Cemevlerinin ibadethane olup olmadığı hususu, din ve vicdan özgürlüğünün temel ilkeleri bağlamında ele alınmalıdır. Din ve vicdan özgürlüğü, sadece bireylerin bir inanca sahip olma ya da olmama özgürlüğünü değil, aynı zamanda inançlarını toplu olarak ve aleni bir şekilde ifade etme, ibadetlerini yerine getirme ve bu ibadetler için gerekli mekânları kurma ve yönetme hakkını da kapsar. Bir inancın ibadethanesinin neresi olduğuna karar verecek olanlar, yalnızca o inancın mensuplarıdır. Devletin ya da başka herhangi bir otoritenin bu konuda bir tanımlama yapmaya veya bir inanç grubuna ibadethanesinin neresi olduğunu dayatmaya çalışması, laiklik ilkesine ve din özgürlüğüne aykırıdır ve açıkça bir ayrımcılıktır. Bu tutum, devletin tüm inançlara eşit mesafede durma ilkesini yok sayar.
Türkiye’nin artık bu kısır döngüyü aşarak, Alevi vatandaşlarımızın temel hak ve özgürlüklerine istisnasız bir şekilde saygı duyması ve bu hakları anayasal güvence altına alması gerekmektedir.
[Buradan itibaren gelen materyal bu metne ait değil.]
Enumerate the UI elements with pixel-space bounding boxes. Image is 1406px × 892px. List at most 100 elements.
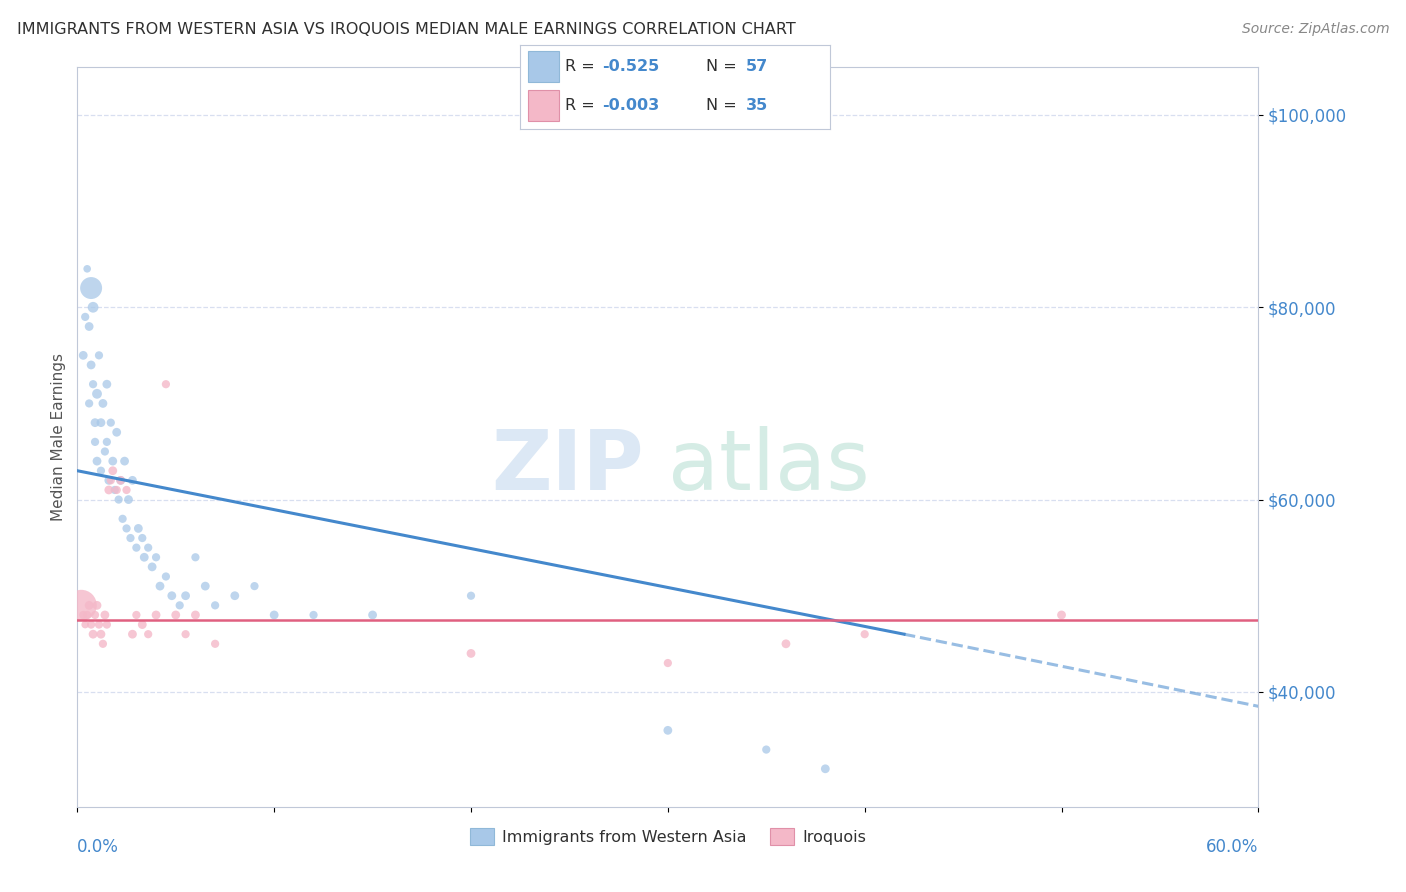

Alevi vatandaşlarımızın ibadet mekânı olarak kabul ettiği cemevlerinin ibadethane olarak kabul görmesi ve saygı duyulması, bir lütuf değil, anayasal bir zorunluluk ve uluslararası insan hakları hukukunun bir gereğidir.
Nitekim, Avrupa İnsan Hakları Mahkemesi’nin (AİHM) bu yönde verdiği kararlar da Türkiye için bağlayıcıdır ve bu kararların gereği yerine getirilmelidir.
Unutulmamalıdır ki, toplumsal huzur ve barışın temel şartı, farklılıkları bir zenginlik olarak gören, çoğulculuk içinde birliği sağlayabilen bir anlayışın egemen kılınmasıdır.